Orna shook her head. ‘I could never find the right time to tell them, but now I’ve told you I think that time’s come. I’ve not told you my story to frighten you. I’ve told you so you understand you’ve got two choices. You can go to the nuns, and things might have improved for the girls behind those gates, but I’m not so sure. Or you can go to Gill.’
‘What do you mean?’
‘Gill moved to London when she left Belmont House. She had no stomach for Ireland after what happened. She married a lovely fella but they couldn’t have any children and she was widowed five years back now.

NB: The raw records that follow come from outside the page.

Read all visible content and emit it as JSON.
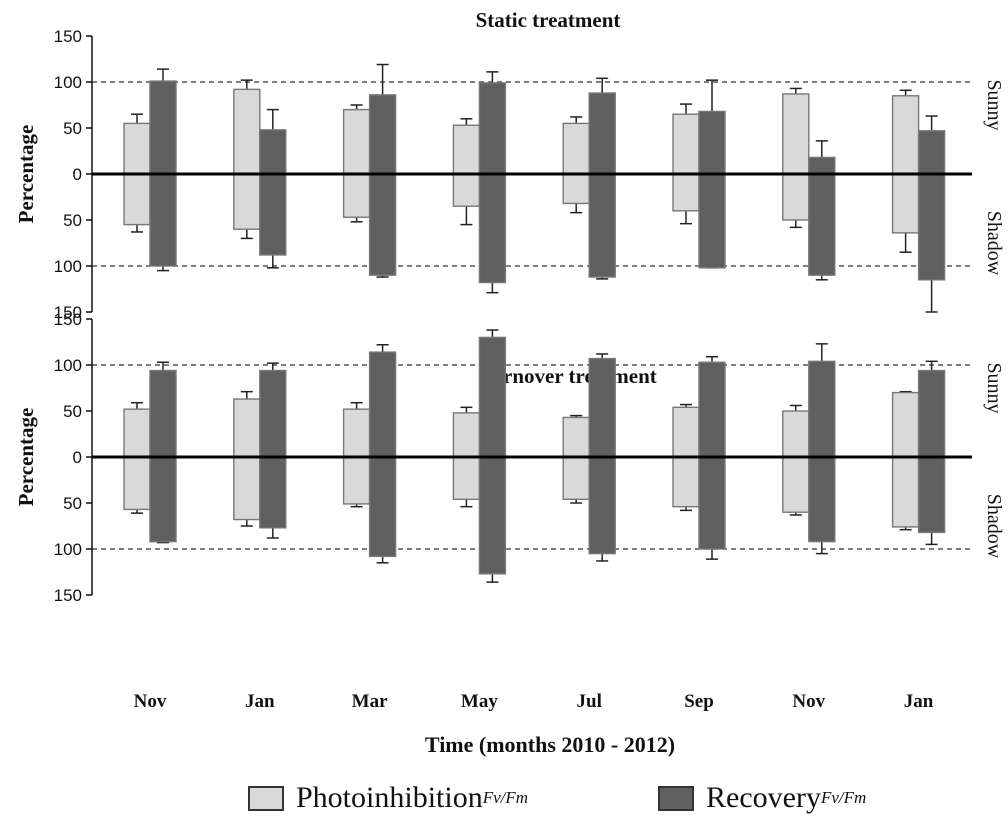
{
  "chart_data": {
    "type": "bar",
    "xlabel": "Time (months 2010 - 2012)",
    "categories": [
      "Nov",
      "Jan",
      "Mar",
      "May",
      "Jul",
      "Sep",
      "Nov",
      "Jan"
    ],
    "y_ticks": [
      "150",
      "100",
      "50",
      "0",
      "50",
      "100",
      "150"
    ],
    "ylabel": "Percentage",
    "upper_side_label": "Sunny",
    "lower_side_label": "Shadow",
    "reference_lines": [
      100,
      -100
    ],
    "ylim": [
      -150,
      150
    ],
    "colors": {
      "photoinhibition": "#d9d9d9",
      "recovery": "#5f5f5f"
    },
    "legend": [
      {
        "key": "photoinhibition",
        "label": "Photoinhibition",
        "subscript": "Fv/Fm"
      },
      {
        "key": "recovery",
        "label": "Recovery",
        "subscript": "Fv/Fm"
      }
    ],
    "panels": [
      {
        "title": "Static treatment",
        "series": [
          {
            "key": "photoinhibition",
            "sunny": [
              55,
              92,
              70,
              53,
              55,
              65,
              87,
              85
            ],
            "sunny_err": [
              10,
              10,
              5,
              7,
              7,
              11,
              6,
              6
            ],
            "shadow": [
              55,
              60,
              47,
              35,
              32,
              40,
              50,
              64
            ],
            "shadow_err": [
              8,
              10,
              5,
              20,
              10,
              14,
              8,
              21
            ]
          },
          {
            "key": "recovery",
            "sunny": [
              101,
              48,
              86,
              99,
              88,
              68,
              18,
              47
            ],
            "sunny_err": [
              13,
              22,
              33,
              12,
              16,
              34,
              18,
              16
            ],
            "shadow": [
              100,
              88,
              110,
              118,
              112,
              102,
              110,
              115
            ],
            "shadow_err": [
              5,
              14,
              2,
              11,
              2,
              0,
              5,
              35
            ]
          }
        ]
      },
      {
        "title": "Turnover treatment",
        "series": [
          {
            "key": "photoinhibition",
            "sunny": [
              52,
              63,
              52,
              48,
              43,
              54,
              50,
              70
            ],
            "sunny_err": [
              7,
              8,
              7,
              6,
              2,
              3,
              6,
              1
            ],
            "shadow": [
              57,
              68,
              51,
              46,
              46,
              54,
              60,
              76
            ],
            "shadow_err": [
              4,
              7,
              3,
              8,
              4,
              4,
              3,
              3
            ]
          },
          {
            "key": "recovery",
            "sunny": [
              94,
              94,
              114,
              130,
              107,
              103,
              104,
              94
            ],
            "sunny_err": [
              9,
              8,
              8,
              8,
              5,
              6,
              19,
              10
            ],
            "shadow": [
              92,
              77,
              108,
              127,
              105,
              100,
              92,
              82
            ],
            "shadow_err": [
              1,
              11,
              7,
              9,
              8,
              11,
              13,
              13
            ]
          }
        ]
      }
    ]
  }
}
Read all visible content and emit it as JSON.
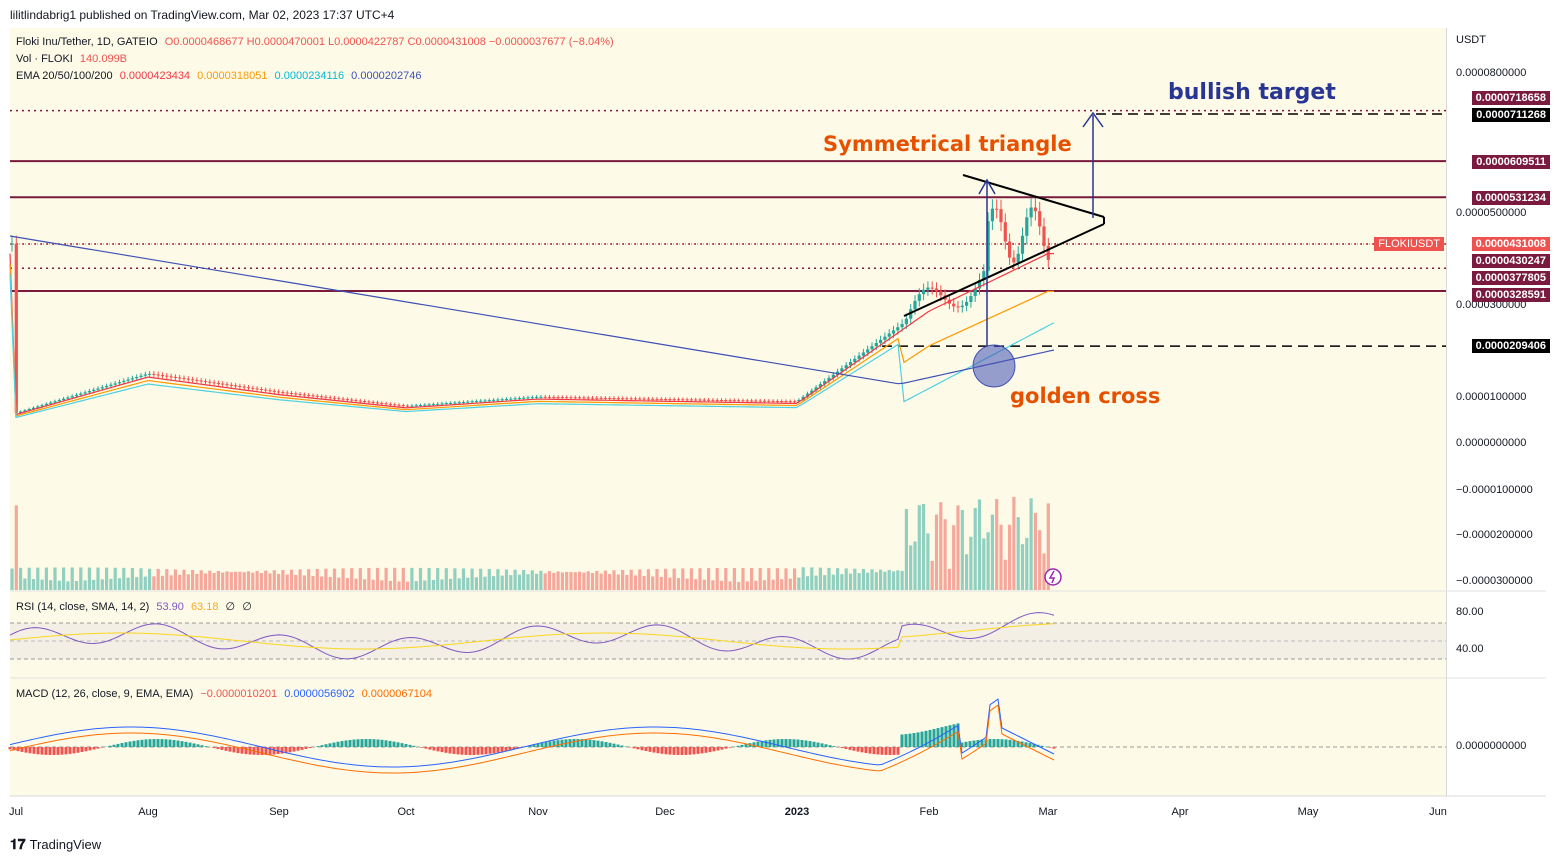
{
  "publisher": "lilitlindabrig1 published on TradingView.com, Mar 02, 2023 17:37 UTC+4",
  "legend": {
    "symbol": "Floki Inu/Tether, 1D, GATEIO",
    "ohlc": "O0.0000468677  H0.0000470001  L0.0000422787  C0.0000431008  −0.0000037677 (−8.04%)",
    "vol": "Vol · FLOKI",
    "vol_value": "140.099B",
    "ema_label": "EMA 20/50/100/200",
    "ema_values": [
      "0.0000423434",
      "0.0000318051",
      "0.0000234116",
      "0.0000202746"
    ],
    "ema_colors": [
      "#f23645",
      "#ff9800",
      "#4dd0e1",
      "#3f51b5"
    ]
  },
  "axis": {
    "currency": "USDT",
    "price_ticks": [
      "0.0000800000",
      "0.0000500000",
      "0.0000300000",
      "0.0000100000",
      "0.0000000000",
      "−0.0000100000",
      "−0.0000200000",
      "−0.0000300000"
    ],
    "price_tags": [
      "0.0000718658",
      "0.0000711268",
      "0.0000609511",
      "0.0000531234",
      "0.0000430247",
      "0.0000377805",
      "0.0000328591",
      "0.0000209406"
    ],
    "current_label": "FLOKIUSDT",
    "current_price": "0.0000431008",
    "rsi_ticks": [
      "80.00",
      "40.00"
    ],
    "macd_tick": "0.0000000000",
    "months": [
      "Jul",
      "Aug",
      "Sep",
      "Oct",
      "Nov",
      "Dec",
      "2023",
      "Feb",
      "Mar",
      "Apr",
      "May",
      "Jun"
    ]
  },
  "rsi": {
    "label": "RSI (14, close, SMA, 14, 2)",
    "v1": "53.90",
    "v2": "63.18",
    "v3": "∅",
    "v4": "∅"
  },
  "macd": {
    "label": "MACD (12, 26, close, 9, EMA, EMA)",
    "v1": "−0.0000010201",
    "v2": "0.0000056902",
    "v3": "0.0000067104"
  },
  "annotations": {
    "bullish_target": "bullish target",
    "symmetrical_triangle": "Symmetrical triangle",
    "golden_cross": "golden cross"
  },
  "footer": {
    "brand": "TradingView"
  },
  "colors": {
    "up": "#26a69a",
    "down": "#ef5350",
    "level": "#7a1a3e",
    "annotation_orange": "#e65100",
    "annotation_blue": "#283593"
  },
  "chart_data": {
    "type": "candlestick",
    "symbol": "FLOKIUSDT",
    "timeframe": "1D",
    "x_range": [
      "Jul 2022",
      "Jun 2023"
    ],
    "levels": [
      7.18658e-05,
      7.11268e-05,
      6.09511e-05,
      5.31234e-05,
      4.30247e-05,
      3.77805e-05,
      3.28591e-05,
      2.09406e-05
    ],
    "close_series": [
      {
        "month": "Jul",
        "close": 6.5e-06
      },
      {
        "month": "Aug",
        "close": 1.5e-05
      },
      {
        "month": "Sep",
        "close": 1.1e-05
      },
      {
        "month": "Oct",
        "close": 8e-06
      },
      {
        "month": "Nov",
        "close": 1e-05
      },
      {
        "month": "Dec",
        "close": 9.5e-06
      },
      {
        "month": "2023",
        "close": 9e-06
      },
      {
        "month": "Feb",
        "close": 3e-05
      },
      {
        "month": "Mar",
        "close": 4.31008e-05
      }
    ]
  }
}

He left her well provided for.’ Orna leaned forward in her chair. ‘Gill and I made a pact when we left that awful place that if we could ever stop another girl from going through what we went through, we would. We can’t change what happened to us and our little ones but it doesn’t have to be that way for you, Jodie. You’re not the first girl Gill will have helped. She’ll look after you while you decide what you want to do, and if you want to keep your baby she’ll help you set yourself up.’
Jodie felt as though she’d been tossed a lifeline and she was going to grasp it with both hands. She would swim not sink.